При обыске оперативниками изымались все документы: паспорт, удостоверения, студенческие билеты, даже проездные документы. Составлялась опись конфискуемых вещей. Часть изъятого можно было затем обнаружить уже в домах самих работников ОГПУ-НКВД или в магазинах «случайных вещей». «Не имеющее ценности» уничтожалось, как были уничтожены рукописи, записные книжки выдающегося ученого-биолога Н. И. Вавилова, притом, что кремневый пистолет и два винтовочных патрона, найденные при обыске, были сданы на склад НКВД.

Вряд ли сотрудники госбезопасности понимали, кто такой Вавилов, и могли определить ценность его научного материала. Чаще всего в органы шли работать люди, имевшие образование в несколько классов начальной школы. Для них это была реальная возможность, не имея специальности подняться по социальной лестнице, обеспечить себя материально, иметь то, что было недостижимым для простых советских граждан. Каждый сотрудник карательных органов должен был подписать обязательство хранить в строжайшем секрете все сведения и данные об их работе.

Тюрьма — следствие — приговор С течением времени методы ведения следствия были разработаны до мельчайших деталей. Следствие стало конвейером, где угрозы, пытки чередовались с задушевными разговорами, заключения в карцер — с предложениями сотрудничества.

«…Надо думать, не существовало такого перечня пыток и издевательств, который в типографски отпечатанном виде вручался бы следователям… А просто говорилось…, что все меры и средства хороши, раз они направлены к высокой цели; что тюремный врач должен как можно меньше вмешиваться в ход следствия. Вероятно, устраивали товарищеский обмен опытом, „учились у передовых“; ну, и объявлялась „материальная заинтересованность“ — повышенная оплата за ночные часы, премиальные за сжатые сроки следствия…». (А.И. Солженицын «Архипелаг ГУЛАГ»).

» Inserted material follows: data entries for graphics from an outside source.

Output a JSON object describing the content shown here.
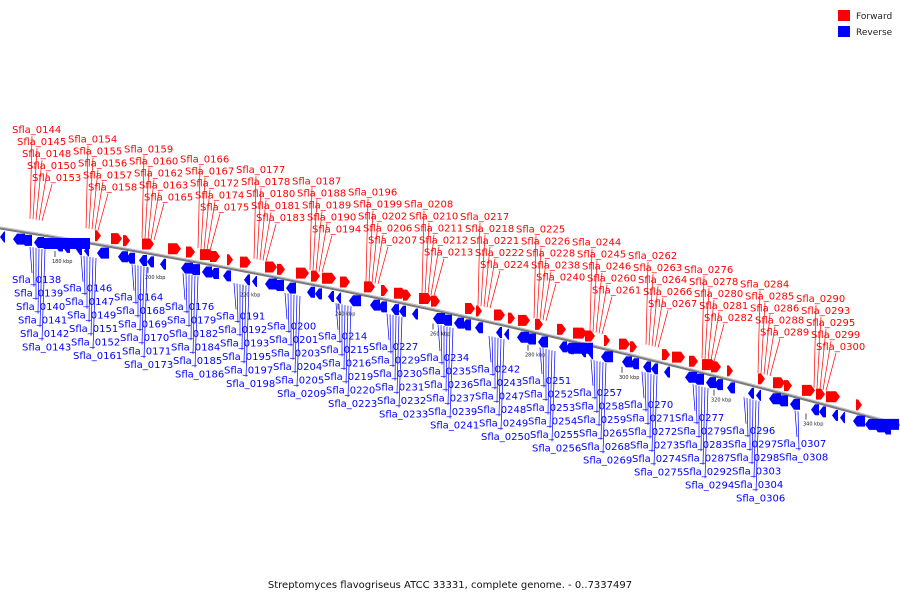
{
  "caption": "Streptomyces flavogriseus ATCC 33331, complete genome. - 0..7337497",
  "legend": [
    {
      "label": "Forward",
      "color": "#ff0000"
    },
    {
      "label": "Reverse",
      "color": "#0000ff"
    }
  ],
  "colors": {
    "forward": "#ff0000",
    "reverse": "#0000ff",
    "backbone": "#808080"
  },
  "ticks": [
    "180 kbp",
    "200 kbp",
    "220 kbp",
    "240 kbp",
    "260 kbp",
    "280 kbp",
    "300 kbp",
    "320 kbp",
    "340 kbp"
  ],
  "forward_labels": [
    "Sfla_0144",
    "Sfla_0145",
    "Sfla_0148",
    "Sfla_0150",
    "Sfla_0153",
    "Sfla_0154",
    "Sfla_0155",
    "Sfla_0156",
    "Sfla_0157",
    "Sfla_0158",
    "Sfla_0159",
    "Sfla_0160",
    "Sfla_0162",
    "Sfla_0163",
    "Sfla_0165",
    "Sfla_0166",
    "Sfla_0167",
    "Sfla_0172",
    "Sfla_0174",
    "Sfla_0175",
    "Sfla_0177",
    "Sfla_0178",
    "Sfla_0180",
    "Sfla_0181",
    "Sfla_0183",
    "Sfla_0187",
    "Sfla_0188",
    "Sfla_0189",
    "Sfla_0190",
    "Sfla_0194",
    "Sfla_0196",
    "Sfla_0199",
    "Sfla_0202",
    "Sfla_0206",
    "Sfla_0207",
    "Sfla_0208",
    "Sfla_0210",
    "Sfla_0211",
    "Sfla_0212",
    "Sfla_0213",
    "Sfla_0217",
    "Sfla_0218",
    "Sfla_0221",
    "Sfla_0222",
    "Sfla_0224",
    "Sfla_0225",
    "Sfla_0226",
    "Sfla_0228",
    "Sfla_0238",
    "Sfla_0240",
    "Sfla_0244",
    "Sfla_0245",
    "Sfla_0246",
    "Sfla_0260",
    "Sfla_0261",
    "Sfla_0262",
    "Sfla_0263",
    "Sfla_0264",
    "Sfla_0266",
    "Sfla_0267",
    "Sfla_0276",
    "Sfla_0278",
    "Sfla_0280",
    "Sfla_0281",
    "Sfla_0282",
    "Sfla_0284",
    "Sfla_0285",
    "Sfla_0286",
    "Sfla_0288",
    "Sfla_0289",
    "Sfla_0290",
    "Sfla_0293",
    "Sfla_0295",
    "Sfla_0299",
    "Sfla_0300"
  ],
  "reverse_labels": [
    "Sfla_0138",
    "Sfla_0139",
    "Sfla_0140",
    "Sfla_0141",
    "Sfla_0142",
    "Sfla_0143",
    "Sfla_0146",
    "Sfla_0147",
    "Sfla_0149",
    "Sfla_0151",
    "Sfla_0152",
    "Sfla_0161",
    "Sfla_0164",
    "Sfla_0168",
    "Sfla_0169",
    "Sfla_0170",
    "Sfla_0171",
    "Sfla_0173",
    "Sfla_0176",
    "Sfla_0179",
    "Sfla_0182",
    "Sfla_0184",
    "Sfla_0185",
    "Sfla_0186",
    "Sfla_0191",
    "Sfla_0192",
    "Sfla_0193",
    "Sfla_0195",
    "Sfla_0197",
    "Sfla_0198",
    "Sfla_0200",
    "Sfla_0201",
    "Sfla_0203",
    "Sfla_0204",
    "Sfla_0205",
    "Sfla_0209",
    "Sfla_0214",
    "Sfla_0215",
    "Sfla_0216",
    "Sfla_0219",
    "Sfla_0220",
    "Sfla_0223",
    "Sfla_0227",
    "Sfla_0229",
    "Sfla_0230",
    "Sfla_0231",
    "Sfla_0232",
    "Sfla_0233",
    "Sfla_0234",
    "Sfla_0235",
    "Sfla_0236",
    "Sfla_0237",
    "Sfla_0239",
    "Sfla_0241",
    "Sfla_0242",
    "Sfla_0243",
    "Sfla_0247",
    "Sfla_0248",
    "Sfla_0249",
    "Sfla_0250",
    "Sfla_0251",
    "Sfla_0252",
    "Sfla_0253",
    "Sfla_0254",
    "Sfla_0255",
    "Sfla_0256",
    "Sfla_0257",
    "Sfla_0258",
    "Sfla_0259",
    "Sfla_0265",
    "Sfla_0268",
    "Sfla_0269",
    "Sfla_0270",
    "Sfla_0271",
    "Sfla_0272",
    "Sfla_0273",
    "Sfla_0274",
    "Sfla_0275",
    "Sfla_0277",
    "Sfla_0279",
    "Sfla_0283",
    "Sfla_0287",
    "Sfla_0292",
    "Sfla_0294",
    "Sfla_0296",
    "Sfla_0297",
    "Sfla_0298",
    "Sfla_0303",
    "Sfla_0304",
    "Sfla_0306",
    "Sfla_0307",
    "Sfla_0308"
  ]
}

По окончании следствия арестованный ожидал суда, на котором надеялся доказать всю абсурдность предъявленных ему обвинений. Он не догадывался, что в «соответствующие инстанции» уже направлено обвинительное заключение, а внесудебные органы — Особое совещание или местная «тройка» вынесут приговор заочно на основании протоколов, без суда, без опроса обвиняемого. В день секретарями иногда подписывались сотни готовых бланков выписок из протоколов заседания внесудебных органов, на которых стояло слово «расстрелять». Приговор являлся окончательным. Приговоренных к «высшей мере социальной защиты» собирали сначала в одну камеру, потом из камеры смерти выводили ночью в подвалы или вывозили на специальные полигоны и там расстреливали. В Москве массовые захоронения расстрелянных производились на полигоне НКВД в Бутово, Коммунарке, на Донском и Ваганьковском кладбищах, на территории Яузской больницы. По официальным источникам, только в Москве и Московской области в 1921;1953 гг. было расстреляно около 35 тысяч человек. Одной из сотен тысяч жертв кровавого произвола стала петроградская учительница Е. П. Зарудная, мать шестерых детей. Ее муж-офицер эмигрировал из России сразу после революции. Это дало повод обвинить ее в связи с белогвардейцами во время Гражданской войны. В 1921 году в Омске она была арестована и в том же году расстреляна. Детей удалось спасти — при посредстве американского консула они были вывезены в Японию, а оттуда в Америку.